One of the hardest things to overcome was the notion that I was always “managed” by a fellow c-level team member and completely held to another set of standards. I lived in a real-world “good ole boy network” environment, but instead of retreating, I just kept fighting for what was right because I was convinced that they would eventually come around. Once it was evident that I would not tolerate any ethical or moral violations, I was seen as a liability versus an opportunity to improve ourselves across the board. This is what we had essentially, a chance to re-configure and become true leaders in not only our industry but to our peers and community.
My takeaways from those experiences weren’t of outrage, which would have been the easiest emotion to extract from the situation, but of motivation. To make sure that I continue to be solid and steadfast in voicing where the train has come off the tracks in every and all circumstance. If you don’t speak it, you omit your opportunity, to a degree, to challenge what the outcome will be. Sure, it’s uncomfortable. Wildly uncomfortable at times but necessary to keep your company accountable on every level. Passively participating is just as damaging as it would be if I were the one leading those conversations, initiatives, or behaviors.
- In your opinion, how do our individual actions, conversations, behaviors, and mindsets have an impact on our larger society?
As a mother of two daughters, one of whom has already been working for nearly four years and headed off to college in the fall; I am acutely aware of how they mentally and emotionally document every move I make – whether it’s in our home or at work. And now, they’ve been more in the peripheral of conversations and situations since I’ve worked from home so much more over the past few years.
What they see and hear, even if it’s just in tone, are foundational fragments of how they will mentally construct their expectations in the workplace once they move into the phase of their life. What they should tolerate, how they should respectfully engage, and the difference between passion and commitment.
Building a company culture in so many ways directly correlates to how you create your family dynamic and home environment. We work hard to protect our family culture, and we have to continue to work even harder to protect our climate in the workplace and the strength in our voices in rooms that are sometimes designed in an attempt to mute them.
- How important is it for women to lift each other up, and what does that mean to you?
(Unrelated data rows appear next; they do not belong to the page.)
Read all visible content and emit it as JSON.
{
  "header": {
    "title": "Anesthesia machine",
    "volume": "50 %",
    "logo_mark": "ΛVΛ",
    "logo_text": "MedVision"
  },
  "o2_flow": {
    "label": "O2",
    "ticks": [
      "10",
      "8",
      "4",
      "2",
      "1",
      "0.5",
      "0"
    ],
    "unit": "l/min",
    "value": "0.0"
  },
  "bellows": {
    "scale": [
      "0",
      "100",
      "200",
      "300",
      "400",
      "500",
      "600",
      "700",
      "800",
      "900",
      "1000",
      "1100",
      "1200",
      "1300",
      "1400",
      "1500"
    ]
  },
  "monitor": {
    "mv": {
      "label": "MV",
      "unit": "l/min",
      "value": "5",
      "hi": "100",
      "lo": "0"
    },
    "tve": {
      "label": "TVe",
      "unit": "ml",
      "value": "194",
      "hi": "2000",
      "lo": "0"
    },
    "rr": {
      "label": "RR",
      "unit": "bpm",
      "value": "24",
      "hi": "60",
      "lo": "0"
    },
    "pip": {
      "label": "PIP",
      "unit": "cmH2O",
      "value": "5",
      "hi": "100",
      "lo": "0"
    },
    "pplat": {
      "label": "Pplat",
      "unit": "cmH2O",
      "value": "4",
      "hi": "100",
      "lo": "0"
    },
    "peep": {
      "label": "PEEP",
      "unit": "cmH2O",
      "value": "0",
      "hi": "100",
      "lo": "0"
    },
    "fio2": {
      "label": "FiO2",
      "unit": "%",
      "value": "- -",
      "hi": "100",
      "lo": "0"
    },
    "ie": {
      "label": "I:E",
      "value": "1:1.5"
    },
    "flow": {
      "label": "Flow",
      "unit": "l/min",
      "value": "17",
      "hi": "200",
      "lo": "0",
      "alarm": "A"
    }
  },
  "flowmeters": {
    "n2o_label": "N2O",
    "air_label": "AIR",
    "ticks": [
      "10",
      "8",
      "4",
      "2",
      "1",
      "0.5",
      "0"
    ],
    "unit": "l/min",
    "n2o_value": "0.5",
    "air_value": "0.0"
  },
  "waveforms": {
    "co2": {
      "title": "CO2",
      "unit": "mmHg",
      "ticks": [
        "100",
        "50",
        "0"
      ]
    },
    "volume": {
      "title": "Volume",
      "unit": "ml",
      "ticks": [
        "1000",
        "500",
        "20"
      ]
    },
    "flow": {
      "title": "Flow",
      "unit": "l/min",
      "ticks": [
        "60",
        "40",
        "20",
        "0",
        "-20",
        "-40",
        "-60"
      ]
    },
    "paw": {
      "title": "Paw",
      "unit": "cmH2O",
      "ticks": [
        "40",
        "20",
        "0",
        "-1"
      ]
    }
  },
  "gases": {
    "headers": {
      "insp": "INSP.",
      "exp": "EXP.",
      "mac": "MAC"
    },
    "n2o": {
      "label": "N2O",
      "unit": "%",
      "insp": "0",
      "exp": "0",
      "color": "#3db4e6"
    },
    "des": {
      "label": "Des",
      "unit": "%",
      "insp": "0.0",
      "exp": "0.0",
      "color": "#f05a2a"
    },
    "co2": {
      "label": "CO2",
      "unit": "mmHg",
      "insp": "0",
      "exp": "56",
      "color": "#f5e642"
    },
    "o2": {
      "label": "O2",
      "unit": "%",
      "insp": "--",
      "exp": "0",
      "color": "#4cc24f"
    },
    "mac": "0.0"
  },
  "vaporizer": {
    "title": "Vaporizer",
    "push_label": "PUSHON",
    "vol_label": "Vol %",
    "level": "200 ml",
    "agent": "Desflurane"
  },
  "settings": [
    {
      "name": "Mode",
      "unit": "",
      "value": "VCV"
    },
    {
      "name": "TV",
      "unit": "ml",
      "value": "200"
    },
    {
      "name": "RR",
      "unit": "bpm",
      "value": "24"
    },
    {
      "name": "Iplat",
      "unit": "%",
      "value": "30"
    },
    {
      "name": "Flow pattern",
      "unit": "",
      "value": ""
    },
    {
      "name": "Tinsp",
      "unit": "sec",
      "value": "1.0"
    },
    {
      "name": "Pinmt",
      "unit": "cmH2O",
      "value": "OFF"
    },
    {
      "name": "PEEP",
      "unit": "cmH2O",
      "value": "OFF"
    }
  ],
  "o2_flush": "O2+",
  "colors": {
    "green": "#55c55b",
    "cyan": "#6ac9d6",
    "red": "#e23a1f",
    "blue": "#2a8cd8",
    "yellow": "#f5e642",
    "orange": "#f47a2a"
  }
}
It’s detrimental to cultivating generations of strong women unshakeably devoted to helping each other chase their dreams. There’s nothing that is out of reach or just not possible because we aren’t men. Everywhere is a destination we can go to, if we choose to come from a place of yes to support, teamwork and help to raise our ships that sometimes sink, temporarily. I think that’s one of the most vital characteristics in a female professional – not feeling vulnerable for needing that critical support that, more times than not, gets you to where you need to be a lot quicker than if you continue to travel alone in pride and resistance. There’s plenty of room on that podium for us all; we have to commit to the playbook of perseverance.